A Characterization of Semi-Supervised Adversarially-Robust PAC Learnability
- URL: http://arxiv.org/abs/2202.05420v3
- Date: Sun, 5 May 2024 20:00:33 GMT
- Title: A Characterization of Semi-Supervised Adversarially-Robust PAC Learnability
- Authors: Idan Attias, Steve Hanneke, Yishay Mansour,
- Abstract summary: We study the problem of learning an adversarially robust predictor to test time attacks in the semi-supervised PAC model.
We show that there is a significant benefit in semi-supervised robust learning even in the worst-case distribution-free model.

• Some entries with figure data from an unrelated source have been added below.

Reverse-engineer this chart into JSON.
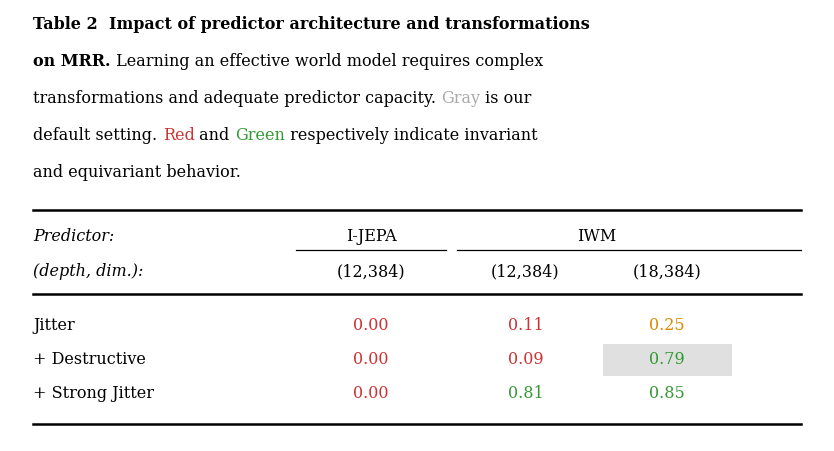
{
  "caption_lines": [
    [
      {
        "text": "Table 2  ",
        "bold": true,
        "color": "#000000"
      },
      {
        "text": "Impact of predictor architecture and transformations",
        "bold": true,
        "color": "#000000"
      }
    ],
    [
      {
        "text": "on MRR.",
        "bold": true,
        "color": "#000000"
      },
      {
        "text": " Learning an effective world model requires complex",
        "bold": false,
        "color": "#000000"
      }
    ],
    [
      {
        "text": "transformations and adequate predictor capacity. ",
        "bold": false,
        "color": "#000000"
      },
      {
        "text": "Gray",
        "bold": false,
        "color": "#aaaaaa"
      },
      {
        "text": " is our",
        "bold": false,
        "color": "#000000"
      }
    ],
    [
      {
        "text": "default setting. ",
        "bold": false,
        "color": "#000000"
      },
      {
        "text": "Red",
        "bold": false,
        "color": "#cc3333"
      },
      {
        "text": " and ",
        "bold": false,
        "color": "#000000"
      },
      {
        "text": "Green",
        "bold": false,
        "color": "#339933"
      },
      {
        "text": " respectively indicate invariant",
        "bold": false,
        "color": "#000000"
      }
    ],
    [
      {
        "text": "and equivariant behavior.",
        "bold": false,
        "color": "#000000"
      }
    ]
  ],
  "col_headers_row1": [
    "Predictor:",
    "I-JEPA",
    "IWM"
  ],
  "col_headers_row2": [
    "(depth, dim.):",
    "(12,384)",
    "(12,384)",
    "(18,384)"
  ],
  "rows": [
    {
      "label": "Jitter",
      "values": [
        "0.00",
        "0.11",
        "0.25"
      ],
      "colors": [
        "#cc3333",
        "#cc3333",
        "#dd8800"
      ],
      "highlight": [
        false,
        false,
        false
      ]
    },
    {
      "label": "+ Destructive",
      "values": [
        "0.00",
        "0.09",
        "0.79"
      ],
      "colors": [
        "#cc3333",
        "#cc3333",
        "#339933"
      ],
      "highlight": [
        false,
        false,
        true
      ]
    },
    {
      "label": "+ Strong Jitter",
      "values": [
        "0.00",
        "0.81",
        "0.85"
      ],
      "colors": [
        "#cc3333",
        "#339933",
        "#339933"
      ],
      "highlight": [
        false,
        false,
        false
      ]
    }
  ],
  "highlight_color": "#e0e0e0",
  "background_color": "#ffffff",
  "fig_width": 8.34,
  "fig_height": 4.51,
  "caption_fontsize": 11.5,
  "table_fontsize": 11.5
}
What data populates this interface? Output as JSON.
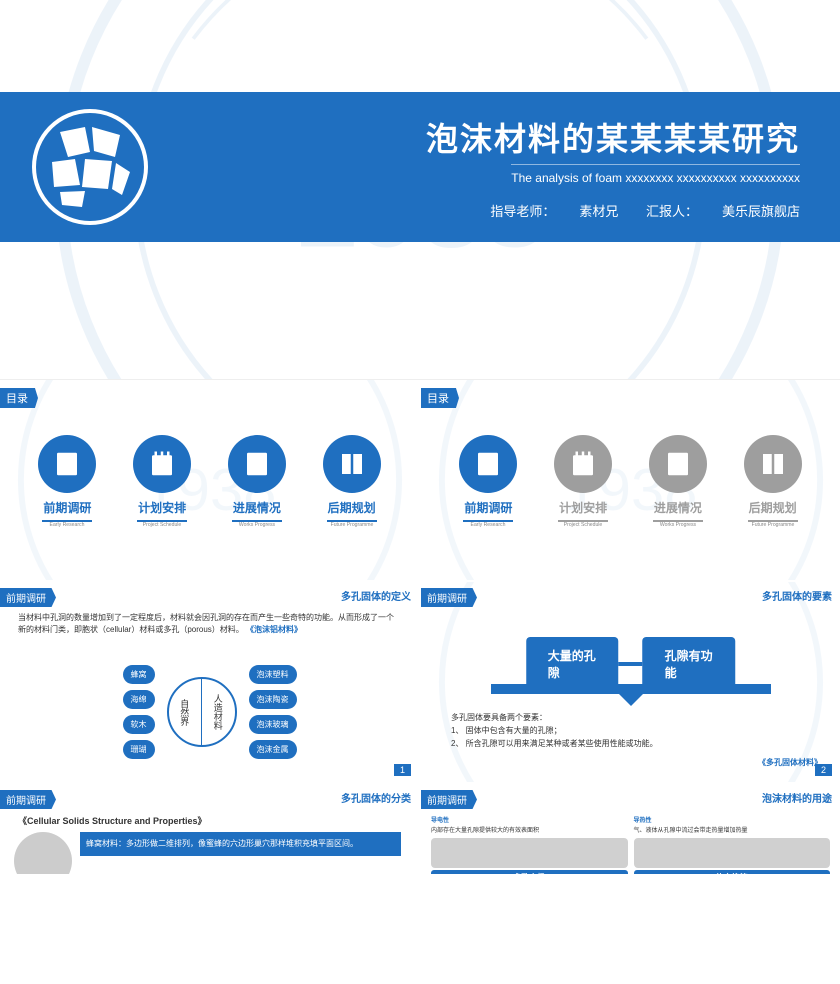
{
  "colors": {
    "primary": "#1f6fc0",
    "gray": "#9e9e9e",
    "dark": "#333333",
    "white": "#ffffff"
  },
  "title": {
    "main": "泡沫材料的某某某某研究",
    "sub": "The analysis of foam xxxxxxxx xxxxxxxxxx xxxxxxxxxx",
    "advisor_label": "指导老师：",
    "advisor": "素材兄",
    "reporter_label": "汇报人：",
    "reporter": "美乐辰旗舰店"
  },
  "toc": {
    "label": "目录",
    "items": [
      {
        "cn": "前期调研",
        "en": "Early Research"
      },
      {
        "cn": "计划安排",
        "en": "Project Schedule"
      },
      {
        "cn": "进展情况",
        "en": "Works Progress"
      },
      {
        "cn": "后期规划",
        "en": "Future Programme"
      }
    ],
    "active_index": 0
  },
  "s3": {
    "section": "前期调研",
    "heading": "多孔固体的定义",
    "text": "当材料中孔洞的数量增加到了一定程度后，材料就会因孔洞的存在而产生一些奇特的功能。从而形成了一个新的材料门类，即胞状（cellular）材料或多孔（porous）材料。",
    "ref": "《泡沫铝材料》",
    "center_left": "自然界",
    "center_right": "人造材料",
    "left_bubbles": [
      "蜂窝",
      "海绵",
      "软木",
      "珊瑚"
    ],
    "right_bubbles": [
      "泡沫塑料",
      "泡沫陶瓷",
      "泡沫玻璃",
      "泡沫金属"
    ],
    "page": "1"
  },
  "s4": {
    "section": "前期调研",
    "heading": "多孔固体的要素",
    "pill_left": "大量的孔隙",
    "pill_right": "孔隙有功能",
    "text_intro": "多孔固体要具备两个要素：",
    "text_1": "1、 固体中包含有大量的孔隙；",
    "text_2": "2、 所含孔隙可以用来满足某种或者某些使用性能或功能。",
    "ref": "《多孔固体材料》",
    "page": "2"
  },
  "s5": {
    "section": "前期调研",
    "heading": "多孔固体的分类",
    "title": "《Cellular Solids Structure and Properties》",
    "text": "蜂窝材料：多边形做二维排列，像蜜蜂的六边形巢穴那样堆积充填平面区间。"
  },
  "s6": {
    "section": "前期调研",
    "heading": "泡沫材料的用途",
    "cols": [
      {
        "label": "多孔电极",
        "top": "导电性",
        "txt": "内部存在大量孔隙提供较大的有效表面积"
      },
      {
        "label": "热交换管",
        "top": "导热性",
        "txt": "气、液体从孔隙中流过会带走热量增加热量"
      }
    ]
  }
}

- Score: 57.502573663108535
- License: http://arxiv.org/licenses/nonexclusive-distrib/1.0/
- Abstract: We study the problem of learning an adversarially robust predictor to test time attacks in the semi-supervised PAC model. We address the question of how many labeled and unlabeled examples are required to ensure learning. We show that having enough unlabeled data (the size of a labeled sample that a fully-supervised method would require), the labeled sample complexity can be arbitrarily smaller compared to previous works, and is sharply characterized by a different complexity measure. We prove nearly matching upper and lower bounds on this sample complexity. This shows that there is a significant benefit in semi-supervised robust learning even in the worst-case distribution-free model, and establishes a gap between the supervised and semi-supervised label complexities which is known not to hold in standard non-robust PAC learning.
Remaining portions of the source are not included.